Darth Vader’s eyes, all molten, red hot gold and embers, bounce between us.

Plo Koon softens. Darth Vader draws his force signature in closer, walls that seem like durastell are all cold impenetrable and harsh lines and sharp corners.

Injuried or not he is powerful and dangerous.

Still glancing between both of us, he tries and fails to use his hands, prosthetic glitching and heavy, bumping into his face as his fingers weakly curl around the oxygen mask’s tubes, brushing his skin with his fingertips, before his arm slides onto the bed in a pose that looks uncomfortable and involuntary.

Plo Koon reaches out, and he flinches, then goes still and glossy eyed as Plo Koon gently rearranged his arm so it’s tucked under the blanket.

“He-” I hiss. Plo Koon stamps on my food. Moving to hide me from Darth vader’s view

“Wh-” he wheezes, distrust and wariness and caution and wrong-wrong-danger-getout so thick in the air around him I want to crawl out of my skin.

“You are safe.” Plo Koon says, dropping his shields enough to see the truth of the words, I panic and try to shove them back up but get pushed away. “My name is Plo Koon, and you are safe with me. You will not be harmed, we can heal you, help you.”

The steel walls crack and shatter, revealing a storm of emotions, the dark side itself so tangled up in Darth Vader’s mind I flinch.

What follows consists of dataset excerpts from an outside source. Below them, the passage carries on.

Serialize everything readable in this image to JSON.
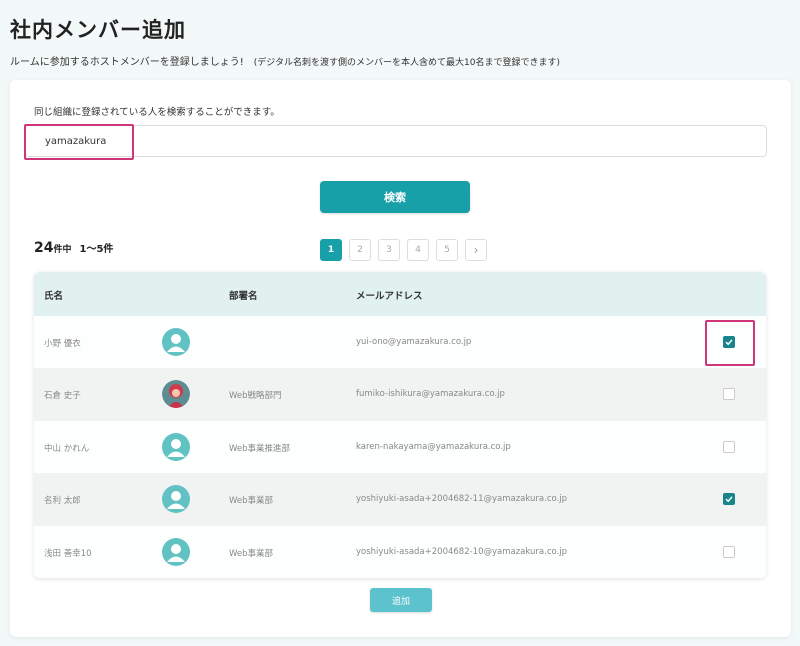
{
  "page": {
    "title": "社内メンバー追加",
    "subtitle": "ルームに参加するホストメンバーを登録しましょう!",
    "note": "(デジタル名刺を渡す側のメンバーを本人含めて最大10名まで登録できます)"
  },
  "search": {
    "hint": "同じ組織に登録されている人を検索することができます。",
    "value": "yamazakura",
    "button_label": "検索"
  },
  "results": {
    "total": "24",
    "total_suffix": "件中",
    "range": "1～5件"
  },
  "pagination": {
    "pages": [
      "1",
      "2",
      "3",
      "4",
      "5"
    ],
    "current": "1",
    "next_symbol": "›"
  },
  "table": {
    "headers": {
      "name": "氏名",
      "department": "部署名",
      "email": "メールアドレス"
    },
    "rows": [
      {
        "name": "小野 優衣",
        "department": "",
        "email": "yui-ono@yamazakura.co.jp",
        "avatar": "person-icon",
        "checked": true
      },
      {
        "name": "石倉 史子",
        "department": "Web戦略部門",
        "email": "fumiko-ishikura@yamazakura.co.jp",
        "avatar": "photo",
        "checked": false
      },
      {
        "name": "中山 かれん",
        "department": "Web事業推進部",
        "email": "karen-nakayama@yamazakura.co.jp",
        "avatar": "person-icon",
        "checked": false
      },
      {
        "name": "名利 太郎",
        "department": "Web事業部",
        "email": "yoshiyuki-asada+2004682-11@yamazakura.co.jp",
        "avatar": "person-icon",
        "checked": true
      },
      {
        "name": "浅田 善幸10",
        "department": "Web事業部",
        "email": "yoshiyuki-asada+2004682-10@yamazakura.co.jp",
        "avatar": "person-icon",
        "checked": false
      }
    ]
  },
  "add_button_label": "追加",
  "colors": {
    "accent": "#17a0a7",
    "highlight": "#d0357a",
    "avatar": "#61c2c4",
    "add_button": "#5bc2ce"
  }
}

“You can rest.” Plo Koon offers

The clouds part, just for a second, just enough to let me get a wave of a second hand feeling so sad my breath catches in my chest, blue and bleeding.

It’s covered up, an phantom hole aching in my chest, I am full of lingering grief for something or somebody I do not know, clinging onto me like mud.

“You are safe.”

Self hatred and guilt, the weight of responsibility, terror and a weariness so heavy I collapse backwards into my seat soften, into grief and pain, fear that’s eclipsed by a tiredness that slowly consumed all of Vader’s signature.

My heart sinks.

Grimacing like he’s about to burst into sobs, his expression relaxes, and his walls draw up again, more of a habit that anything purposeful.

“It… it’s an act.” I whisper, Plo Koon shakes his head, back still turned to me

“No.” and I know he’s right.

And we both know, gifted the knowledge in the humming of the ship’s systems and the medbay’s different lights and the liminal time of hyperspace, that it is far too late for the Jedi to make it up to Vader.

But we can give him a good night’s rest.